Он почему-то думал, что это - где-то далеко еще. Но двор как-то сжался в размерах, и вот она, точнее, то, что от нее осталось. Четыре ветерана с обрубленными кронами меж угловых столбов. Ветхая рама боковой стенки, немного крыши. Кое-где следы давней-предавней краски, но все состарилось, съежилось, почти истлело. Непривычно голо вокруг, и то, что когда-то лишь угадывалось за буйным кустарником и деревьями, сейчас хорошо видно: и школа вдали - вернее, то, что теперь вместо школы, и эта бессмысленная коробка слева, и еще две девятиэтажки за крышами брошенных домов. А сирень давно вымерла.

Что-то должно чувствоваться - но не чувствуется, выгорело все - как трава, как эта пошлая голубая краска, как лохмотья в брошенной квартире рядом, а все остальное - то, что случилось в конце, - еще впереди.

Знал ли он тогда, чувствовал, как сложится жизнь? Глупый вопрос. Почему же ему кажется, что знал?

Здание школы с окнами, украшенными выложенными кирпичом наличниками, было одним из самых старых в городе. Разумное, доброе и вечное сеяли тут с незапамятных времен. По крайней мере, еще в 1901 году, в тогдашней прогимназии, этим занималась некая активистка РСДРП с немедленно забывающейся фамилией.

Школьная жизнь бурлила в основном в просторной новостройке напротив, а здесь располагались младшие классы. К ним примыкали какие-то навсегда закрытые склады и кабинет завуча. Дорога в кабинет шла по плохо освещенному коридору, и вызванный сюда посетитель пытался сообразить, какое из тайных его прегрешений стало вдруг явным.

Прегрешения бывали не только многочисленны, но и чрезвычайно разнообразны по степени как злодейства, так и постыдности. Были среди них и такие, о которых хотелось навсегда забыть, надежно упрятав в темницу памяти.

А ведь было еще нечто, уже и не в темницу упрятанное, а задушенное и глубоко закопанное, как новорожденный младенец в окантованном железом деревянном ящике...

Многое все еще хранилось, и, например, вот это он помнил во всех мельчайших подробностях. Они сидели с мальчиком, приезжавшим в их городишко из большого города только на каникулы, в тогдашнем одноэтажном и неуютном кинотеатре, давно уже не существующем, где по обе стороны экрана, по углам, высились две цилиндрические башни - печи, согревавшие зал. И этот мальчик, вероятно, такой же вдохновенный враль, как и он сам, рассказывал об операции, сделанной кому-то из его родных, с такими подробностями, словно он сам находился тогда в операционной:

"...И когда врач сказал: "Дайте нож!", рак услышал это... про нож - и за-брался в кость!.."
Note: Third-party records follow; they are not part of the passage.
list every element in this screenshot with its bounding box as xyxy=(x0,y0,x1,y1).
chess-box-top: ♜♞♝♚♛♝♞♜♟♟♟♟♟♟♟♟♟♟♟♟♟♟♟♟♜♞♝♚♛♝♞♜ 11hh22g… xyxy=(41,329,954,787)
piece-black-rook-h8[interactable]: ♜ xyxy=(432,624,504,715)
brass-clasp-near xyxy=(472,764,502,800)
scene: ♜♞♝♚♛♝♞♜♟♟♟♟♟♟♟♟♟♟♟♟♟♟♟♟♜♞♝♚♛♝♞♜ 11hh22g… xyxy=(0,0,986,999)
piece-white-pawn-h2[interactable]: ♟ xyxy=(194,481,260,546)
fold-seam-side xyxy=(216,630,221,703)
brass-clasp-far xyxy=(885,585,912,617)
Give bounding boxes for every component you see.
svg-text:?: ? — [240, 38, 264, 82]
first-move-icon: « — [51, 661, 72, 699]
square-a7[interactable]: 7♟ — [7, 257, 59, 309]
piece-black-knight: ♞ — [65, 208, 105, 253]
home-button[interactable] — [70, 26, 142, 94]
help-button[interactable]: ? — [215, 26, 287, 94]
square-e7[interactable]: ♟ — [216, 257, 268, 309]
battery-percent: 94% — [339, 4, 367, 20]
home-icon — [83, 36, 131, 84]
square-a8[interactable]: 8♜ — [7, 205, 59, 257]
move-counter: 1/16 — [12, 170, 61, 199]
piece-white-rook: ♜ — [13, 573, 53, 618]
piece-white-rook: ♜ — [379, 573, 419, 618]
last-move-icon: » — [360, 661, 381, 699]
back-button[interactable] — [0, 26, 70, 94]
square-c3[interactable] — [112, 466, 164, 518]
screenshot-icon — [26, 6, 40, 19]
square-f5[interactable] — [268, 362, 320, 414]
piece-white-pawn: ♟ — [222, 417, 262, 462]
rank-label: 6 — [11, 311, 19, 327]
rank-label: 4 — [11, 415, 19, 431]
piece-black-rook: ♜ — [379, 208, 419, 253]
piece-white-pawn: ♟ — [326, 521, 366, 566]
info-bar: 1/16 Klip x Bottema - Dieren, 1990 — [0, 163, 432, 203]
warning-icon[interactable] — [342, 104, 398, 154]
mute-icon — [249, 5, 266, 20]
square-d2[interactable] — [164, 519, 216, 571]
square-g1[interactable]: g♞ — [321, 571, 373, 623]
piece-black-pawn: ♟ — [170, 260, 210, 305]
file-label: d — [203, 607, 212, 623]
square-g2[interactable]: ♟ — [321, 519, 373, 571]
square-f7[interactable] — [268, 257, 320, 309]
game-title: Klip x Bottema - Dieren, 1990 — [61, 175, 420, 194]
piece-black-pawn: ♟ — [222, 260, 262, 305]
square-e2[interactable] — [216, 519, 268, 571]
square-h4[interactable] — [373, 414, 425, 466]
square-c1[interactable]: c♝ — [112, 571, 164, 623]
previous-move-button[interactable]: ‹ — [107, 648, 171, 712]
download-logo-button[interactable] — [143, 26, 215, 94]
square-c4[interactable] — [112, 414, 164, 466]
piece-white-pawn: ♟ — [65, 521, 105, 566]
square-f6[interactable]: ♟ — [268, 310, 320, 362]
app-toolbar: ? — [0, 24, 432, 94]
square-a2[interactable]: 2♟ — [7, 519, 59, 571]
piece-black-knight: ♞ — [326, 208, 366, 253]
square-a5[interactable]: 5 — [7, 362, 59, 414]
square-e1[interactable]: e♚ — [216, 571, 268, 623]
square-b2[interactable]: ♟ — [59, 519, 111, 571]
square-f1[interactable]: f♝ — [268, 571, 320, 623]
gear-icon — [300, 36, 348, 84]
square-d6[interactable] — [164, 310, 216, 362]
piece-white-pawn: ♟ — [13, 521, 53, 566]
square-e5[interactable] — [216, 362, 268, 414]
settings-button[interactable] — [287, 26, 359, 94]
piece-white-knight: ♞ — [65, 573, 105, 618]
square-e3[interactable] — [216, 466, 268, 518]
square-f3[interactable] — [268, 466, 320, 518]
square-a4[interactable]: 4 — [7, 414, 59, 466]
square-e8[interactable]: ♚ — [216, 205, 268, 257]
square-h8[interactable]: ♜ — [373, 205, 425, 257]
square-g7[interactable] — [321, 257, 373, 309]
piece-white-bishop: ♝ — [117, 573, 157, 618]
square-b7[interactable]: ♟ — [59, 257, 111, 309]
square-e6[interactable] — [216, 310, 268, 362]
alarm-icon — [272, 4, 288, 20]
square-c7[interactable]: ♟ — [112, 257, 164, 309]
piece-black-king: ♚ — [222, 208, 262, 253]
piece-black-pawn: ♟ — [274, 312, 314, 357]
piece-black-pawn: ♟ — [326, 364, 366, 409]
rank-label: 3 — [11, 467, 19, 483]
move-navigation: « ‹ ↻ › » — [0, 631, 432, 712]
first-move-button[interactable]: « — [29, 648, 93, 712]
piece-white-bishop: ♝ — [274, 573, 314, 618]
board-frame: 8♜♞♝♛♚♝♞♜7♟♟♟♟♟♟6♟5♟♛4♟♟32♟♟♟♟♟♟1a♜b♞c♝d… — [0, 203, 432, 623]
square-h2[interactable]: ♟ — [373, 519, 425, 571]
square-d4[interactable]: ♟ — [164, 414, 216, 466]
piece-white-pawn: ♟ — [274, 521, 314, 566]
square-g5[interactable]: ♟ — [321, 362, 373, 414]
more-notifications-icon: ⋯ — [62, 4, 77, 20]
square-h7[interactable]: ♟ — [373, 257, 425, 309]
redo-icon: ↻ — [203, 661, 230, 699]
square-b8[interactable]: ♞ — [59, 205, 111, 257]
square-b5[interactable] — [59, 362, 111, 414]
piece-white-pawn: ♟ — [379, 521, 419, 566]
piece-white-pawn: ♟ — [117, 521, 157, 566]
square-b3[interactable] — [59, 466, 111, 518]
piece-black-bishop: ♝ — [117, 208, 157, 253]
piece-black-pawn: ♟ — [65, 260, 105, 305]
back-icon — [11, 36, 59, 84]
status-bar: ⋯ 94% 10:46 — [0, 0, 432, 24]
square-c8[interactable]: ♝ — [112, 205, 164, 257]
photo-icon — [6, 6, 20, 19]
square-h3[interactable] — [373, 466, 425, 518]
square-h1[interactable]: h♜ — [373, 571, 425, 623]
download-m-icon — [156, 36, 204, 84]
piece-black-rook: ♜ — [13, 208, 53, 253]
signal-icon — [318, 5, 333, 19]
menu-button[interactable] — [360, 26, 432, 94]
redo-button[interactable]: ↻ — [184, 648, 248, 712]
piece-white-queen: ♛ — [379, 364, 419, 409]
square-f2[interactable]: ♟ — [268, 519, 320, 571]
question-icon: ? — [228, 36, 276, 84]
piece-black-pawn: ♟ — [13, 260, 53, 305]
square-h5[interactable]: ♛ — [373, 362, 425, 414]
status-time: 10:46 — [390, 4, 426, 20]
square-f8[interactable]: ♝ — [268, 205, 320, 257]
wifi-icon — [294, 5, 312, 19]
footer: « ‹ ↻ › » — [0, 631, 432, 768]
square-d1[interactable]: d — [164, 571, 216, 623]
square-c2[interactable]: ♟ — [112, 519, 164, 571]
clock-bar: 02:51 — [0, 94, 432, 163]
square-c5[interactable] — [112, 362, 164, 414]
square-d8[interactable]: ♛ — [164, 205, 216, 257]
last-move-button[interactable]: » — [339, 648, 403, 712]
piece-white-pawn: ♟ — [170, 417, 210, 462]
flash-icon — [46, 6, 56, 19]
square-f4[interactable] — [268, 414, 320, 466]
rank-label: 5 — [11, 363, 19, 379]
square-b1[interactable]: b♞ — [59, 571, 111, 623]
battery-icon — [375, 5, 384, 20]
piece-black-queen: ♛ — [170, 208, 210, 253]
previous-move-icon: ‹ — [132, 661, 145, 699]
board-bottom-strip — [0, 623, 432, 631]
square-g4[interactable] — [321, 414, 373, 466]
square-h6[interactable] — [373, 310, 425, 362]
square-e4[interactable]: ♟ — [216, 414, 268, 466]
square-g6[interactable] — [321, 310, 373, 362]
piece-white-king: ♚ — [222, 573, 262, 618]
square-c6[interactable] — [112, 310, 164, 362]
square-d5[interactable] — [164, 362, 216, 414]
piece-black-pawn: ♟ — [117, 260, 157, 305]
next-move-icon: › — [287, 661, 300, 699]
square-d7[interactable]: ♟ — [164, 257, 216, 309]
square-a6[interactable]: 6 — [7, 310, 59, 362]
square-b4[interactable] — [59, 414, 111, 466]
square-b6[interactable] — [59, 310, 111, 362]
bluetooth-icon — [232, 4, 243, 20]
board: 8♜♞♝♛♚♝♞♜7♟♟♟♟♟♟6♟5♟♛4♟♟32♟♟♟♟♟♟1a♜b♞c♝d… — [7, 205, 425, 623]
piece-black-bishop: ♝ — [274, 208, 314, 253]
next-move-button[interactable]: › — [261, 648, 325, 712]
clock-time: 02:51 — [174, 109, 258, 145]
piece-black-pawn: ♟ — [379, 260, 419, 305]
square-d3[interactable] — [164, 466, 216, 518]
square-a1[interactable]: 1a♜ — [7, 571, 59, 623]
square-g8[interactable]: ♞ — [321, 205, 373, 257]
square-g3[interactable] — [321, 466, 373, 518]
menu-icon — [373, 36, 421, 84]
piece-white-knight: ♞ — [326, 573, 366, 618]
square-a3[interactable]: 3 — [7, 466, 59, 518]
Потом был замечательный мультфильм о мальчике Нильсе и стае диких гусей. И вот уже он сам, оседлав огромную белую птицу, несся над облаками на головокружительной высоте, догоняя уносящую Нильса стаю... Но все еще слышал это деловитое "дайте нож" и ужасался изощренности спрятавшегося в кость рака, представляя себе смертельную болезнь, если не буквально - в виде достаточно знакомого и, в сущности, безобидного земноводного, то, по меньшей мере, в виде какой-то омерзительной, свирепой и злокозненной его модификации.